Permission to do nothing

In my room at the retreat, there were four pieces of paper when I arrived. An envelope for a donation. I set it aside as I had written a check when I first arrived. There was a schedule of the services, meals, prayer times, a little bit about the Abbey and the life there. There was a map of the many acres with hiking trails and old roads and ideas for walks. And there was a goldenrod sheet of suggestions for a successful retreat.

At the heart of the suggestions was quietude. Just being so that God could find us, God could plug into us, and not the other way around. You may have come with problems to solve, it said. Just rest and be and the answers will come. You may have come to find something. Just rest and be and it will arrive.
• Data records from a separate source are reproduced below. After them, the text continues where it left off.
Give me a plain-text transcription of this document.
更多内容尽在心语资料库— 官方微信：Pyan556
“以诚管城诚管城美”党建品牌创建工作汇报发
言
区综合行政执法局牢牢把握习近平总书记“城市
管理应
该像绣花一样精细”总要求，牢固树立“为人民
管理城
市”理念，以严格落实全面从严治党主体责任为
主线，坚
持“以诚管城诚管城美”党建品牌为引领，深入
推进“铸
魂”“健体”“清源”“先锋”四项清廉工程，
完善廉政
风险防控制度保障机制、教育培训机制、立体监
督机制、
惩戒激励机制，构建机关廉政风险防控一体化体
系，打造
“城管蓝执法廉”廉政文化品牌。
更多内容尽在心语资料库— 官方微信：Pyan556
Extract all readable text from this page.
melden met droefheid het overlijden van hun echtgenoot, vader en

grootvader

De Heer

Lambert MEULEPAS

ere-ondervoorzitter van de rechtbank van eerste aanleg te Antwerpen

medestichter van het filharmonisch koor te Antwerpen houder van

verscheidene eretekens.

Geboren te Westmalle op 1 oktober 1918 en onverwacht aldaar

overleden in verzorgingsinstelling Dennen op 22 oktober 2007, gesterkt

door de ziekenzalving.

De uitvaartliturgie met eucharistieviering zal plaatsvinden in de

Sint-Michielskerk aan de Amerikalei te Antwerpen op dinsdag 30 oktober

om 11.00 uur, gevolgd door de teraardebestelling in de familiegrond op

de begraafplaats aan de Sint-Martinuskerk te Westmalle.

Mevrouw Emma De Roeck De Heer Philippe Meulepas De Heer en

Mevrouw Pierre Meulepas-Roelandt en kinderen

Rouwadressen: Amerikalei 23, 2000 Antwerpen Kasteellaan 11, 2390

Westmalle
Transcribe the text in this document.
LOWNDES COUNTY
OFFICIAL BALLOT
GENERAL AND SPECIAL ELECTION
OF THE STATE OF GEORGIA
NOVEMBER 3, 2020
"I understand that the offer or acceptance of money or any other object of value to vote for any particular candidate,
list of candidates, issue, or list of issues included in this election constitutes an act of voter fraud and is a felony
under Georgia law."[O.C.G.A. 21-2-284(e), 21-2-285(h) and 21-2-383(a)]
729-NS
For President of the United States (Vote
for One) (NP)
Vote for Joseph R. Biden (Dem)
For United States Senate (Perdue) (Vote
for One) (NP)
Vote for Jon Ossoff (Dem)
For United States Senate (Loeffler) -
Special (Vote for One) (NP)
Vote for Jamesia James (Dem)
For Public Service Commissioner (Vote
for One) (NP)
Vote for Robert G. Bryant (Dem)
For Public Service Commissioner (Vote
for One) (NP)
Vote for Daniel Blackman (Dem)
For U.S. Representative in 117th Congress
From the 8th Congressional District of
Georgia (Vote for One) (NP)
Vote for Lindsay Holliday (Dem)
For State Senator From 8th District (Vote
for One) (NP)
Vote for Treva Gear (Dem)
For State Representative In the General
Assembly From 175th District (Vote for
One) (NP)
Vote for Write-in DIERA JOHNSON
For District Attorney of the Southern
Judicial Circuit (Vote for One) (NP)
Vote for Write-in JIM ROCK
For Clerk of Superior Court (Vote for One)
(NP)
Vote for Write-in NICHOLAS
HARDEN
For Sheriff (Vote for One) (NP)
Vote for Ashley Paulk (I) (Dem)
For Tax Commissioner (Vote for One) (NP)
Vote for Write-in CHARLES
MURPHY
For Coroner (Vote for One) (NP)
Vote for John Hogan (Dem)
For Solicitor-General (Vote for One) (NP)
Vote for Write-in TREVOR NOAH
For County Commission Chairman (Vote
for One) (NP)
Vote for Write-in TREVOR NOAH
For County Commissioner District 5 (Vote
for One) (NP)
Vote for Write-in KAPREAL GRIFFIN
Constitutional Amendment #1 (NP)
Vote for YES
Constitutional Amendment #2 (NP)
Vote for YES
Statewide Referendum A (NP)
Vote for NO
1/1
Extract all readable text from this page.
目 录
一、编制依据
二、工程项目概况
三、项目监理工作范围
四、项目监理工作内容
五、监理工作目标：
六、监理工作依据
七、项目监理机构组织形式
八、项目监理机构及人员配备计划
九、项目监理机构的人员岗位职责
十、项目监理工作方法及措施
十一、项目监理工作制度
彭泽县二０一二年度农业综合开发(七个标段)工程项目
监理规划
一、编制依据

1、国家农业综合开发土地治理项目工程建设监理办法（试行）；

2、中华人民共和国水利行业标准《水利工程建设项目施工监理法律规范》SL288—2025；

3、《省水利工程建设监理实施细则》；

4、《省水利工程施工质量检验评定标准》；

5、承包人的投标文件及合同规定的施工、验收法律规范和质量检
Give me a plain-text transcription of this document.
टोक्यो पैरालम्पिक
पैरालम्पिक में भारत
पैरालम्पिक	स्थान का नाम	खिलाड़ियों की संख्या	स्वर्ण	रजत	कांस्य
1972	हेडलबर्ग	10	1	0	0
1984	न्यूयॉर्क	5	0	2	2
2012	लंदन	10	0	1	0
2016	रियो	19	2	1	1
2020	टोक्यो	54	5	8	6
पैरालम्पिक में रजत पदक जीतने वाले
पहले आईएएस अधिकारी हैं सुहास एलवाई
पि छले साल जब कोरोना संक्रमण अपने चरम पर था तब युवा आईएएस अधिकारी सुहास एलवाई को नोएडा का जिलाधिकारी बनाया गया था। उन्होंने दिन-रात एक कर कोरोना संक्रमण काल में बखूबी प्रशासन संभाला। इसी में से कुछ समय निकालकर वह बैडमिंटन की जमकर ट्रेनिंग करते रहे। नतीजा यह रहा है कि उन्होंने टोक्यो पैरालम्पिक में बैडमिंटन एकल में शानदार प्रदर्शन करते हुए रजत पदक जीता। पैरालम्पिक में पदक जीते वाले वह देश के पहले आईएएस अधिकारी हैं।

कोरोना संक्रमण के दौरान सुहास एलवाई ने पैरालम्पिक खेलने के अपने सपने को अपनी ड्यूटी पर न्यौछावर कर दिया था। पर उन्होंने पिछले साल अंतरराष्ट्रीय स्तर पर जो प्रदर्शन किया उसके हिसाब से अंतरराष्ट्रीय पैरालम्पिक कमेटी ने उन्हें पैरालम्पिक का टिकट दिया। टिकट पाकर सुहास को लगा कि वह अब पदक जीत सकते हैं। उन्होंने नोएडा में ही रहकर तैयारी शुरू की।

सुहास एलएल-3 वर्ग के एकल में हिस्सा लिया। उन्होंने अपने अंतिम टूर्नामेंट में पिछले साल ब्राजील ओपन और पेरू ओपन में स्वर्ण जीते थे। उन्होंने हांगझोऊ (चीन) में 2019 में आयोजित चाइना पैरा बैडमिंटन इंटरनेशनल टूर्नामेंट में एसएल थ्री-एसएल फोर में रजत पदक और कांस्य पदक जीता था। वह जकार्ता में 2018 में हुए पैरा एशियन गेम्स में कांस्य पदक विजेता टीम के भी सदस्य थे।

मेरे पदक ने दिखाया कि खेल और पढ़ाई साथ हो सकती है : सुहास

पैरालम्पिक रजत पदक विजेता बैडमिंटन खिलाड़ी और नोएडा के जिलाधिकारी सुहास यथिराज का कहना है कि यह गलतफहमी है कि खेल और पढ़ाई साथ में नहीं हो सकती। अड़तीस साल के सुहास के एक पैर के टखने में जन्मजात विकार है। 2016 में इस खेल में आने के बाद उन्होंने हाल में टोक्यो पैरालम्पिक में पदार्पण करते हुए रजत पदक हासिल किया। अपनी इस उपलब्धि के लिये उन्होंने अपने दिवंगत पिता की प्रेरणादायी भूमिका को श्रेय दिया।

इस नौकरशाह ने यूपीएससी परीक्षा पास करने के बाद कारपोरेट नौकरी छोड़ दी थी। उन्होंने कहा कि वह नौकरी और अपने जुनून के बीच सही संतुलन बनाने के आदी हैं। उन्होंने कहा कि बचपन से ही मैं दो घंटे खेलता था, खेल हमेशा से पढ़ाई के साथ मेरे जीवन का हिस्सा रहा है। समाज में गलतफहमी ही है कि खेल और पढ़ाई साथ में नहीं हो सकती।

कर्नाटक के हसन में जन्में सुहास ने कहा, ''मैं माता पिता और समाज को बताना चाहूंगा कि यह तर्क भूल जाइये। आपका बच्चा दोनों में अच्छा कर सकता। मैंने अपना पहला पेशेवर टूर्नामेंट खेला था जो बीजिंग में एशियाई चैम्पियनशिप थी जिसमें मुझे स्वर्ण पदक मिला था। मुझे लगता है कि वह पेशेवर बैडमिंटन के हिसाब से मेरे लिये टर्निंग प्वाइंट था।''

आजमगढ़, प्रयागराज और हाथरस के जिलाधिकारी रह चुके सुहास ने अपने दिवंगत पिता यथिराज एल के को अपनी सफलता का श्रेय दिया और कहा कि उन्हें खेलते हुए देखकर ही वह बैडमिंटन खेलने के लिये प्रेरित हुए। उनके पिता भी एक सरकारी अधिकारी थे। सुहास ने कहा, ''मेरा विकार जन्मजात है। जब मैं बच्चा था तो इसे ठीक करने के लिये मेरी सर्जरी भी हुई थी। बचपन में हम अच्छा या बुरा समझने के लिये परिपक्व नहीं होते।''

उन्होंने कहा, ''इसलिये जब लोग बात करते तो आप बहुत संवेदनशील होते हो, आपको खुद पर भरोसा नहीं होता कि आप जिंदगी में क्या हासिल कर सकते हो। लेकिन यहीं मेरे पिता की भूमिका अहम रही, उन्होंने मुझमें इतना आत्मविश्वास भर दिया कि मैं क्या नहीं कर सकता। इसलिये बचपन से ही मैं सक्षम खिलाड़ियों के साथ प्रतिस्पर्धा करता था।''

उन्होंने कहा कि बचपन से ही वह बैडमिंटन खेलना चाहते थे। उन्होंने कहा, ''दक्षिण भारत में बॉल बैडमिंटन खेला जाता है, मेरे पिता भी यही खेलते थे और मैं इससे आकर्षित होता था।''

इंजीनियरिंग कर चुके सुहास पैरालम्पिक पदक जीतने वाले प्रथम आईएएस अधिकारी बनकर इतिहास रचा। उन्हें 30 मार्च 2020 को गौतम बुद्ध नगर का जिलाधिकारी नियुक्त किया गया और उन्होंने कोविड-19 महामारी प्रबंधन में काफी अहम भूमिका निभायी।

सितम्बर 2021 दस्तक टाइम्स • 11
In so many ways, this page seemed written for me. This desire to do little, this desire to wait and be spoken to. This desire to rest easy and see what might happen. I have been on perhaps a half-dozen Buddhist retreats. All lovely and soothing. But I had always wanted to get somewhere. To deepen my practice, be a better Buddhist, improve somehow. I had come with problems to solve and with each meditation when it didn’t feel solved, I felt frustrated. Each time I meditated and fell asleep, I felt unworthy. I was longing then too but figured I had to do something with the longing, not just wait.

When my spiritual director spoke of her retreat during seminary, of doing relatively nothing, the idea both frightened me and called to me. And I knew, in that moment, that it was something I wanted and needed to do. That I needed to let go of my identity as an overachiever, as the one in charge, in control, and responsible for the universe, if only for a few days. To see what that was like. To learn by not doing. To see what contemplation and rest could do for me.

And here in these suggestions was all the permission I needed.

1 comment:

sorella said...

Dear Jill,

You mentioned in your prior post how those of us who know you would be surprised at your resting and not doing much when you arrived at the abbey. Frankly, I'm not surprised at all! You have expressed a great yearning for such a way of being for a long time now.

An instructor for a screenwriting seminar that I took a long time ago congratulated us first thing: "Many people paid for this seminar and did not show up," he explained, "and some of them may have made it as far as the parking lot." He praised us for our courage in coming into the auditorium.

When you stepped out of your car, that was your biggest, bravest move. BRAVA! It seems your challenge is to figure out how to give yourself permission; once you "get in the auditorium," you have a clear sense of what you want to do (rest, not hurry, not overload on responsibility). Perhaps your relationship with food has kept you from noticing when those opportunities come up, or from taking them when you ARE aware of them, in your daily routine?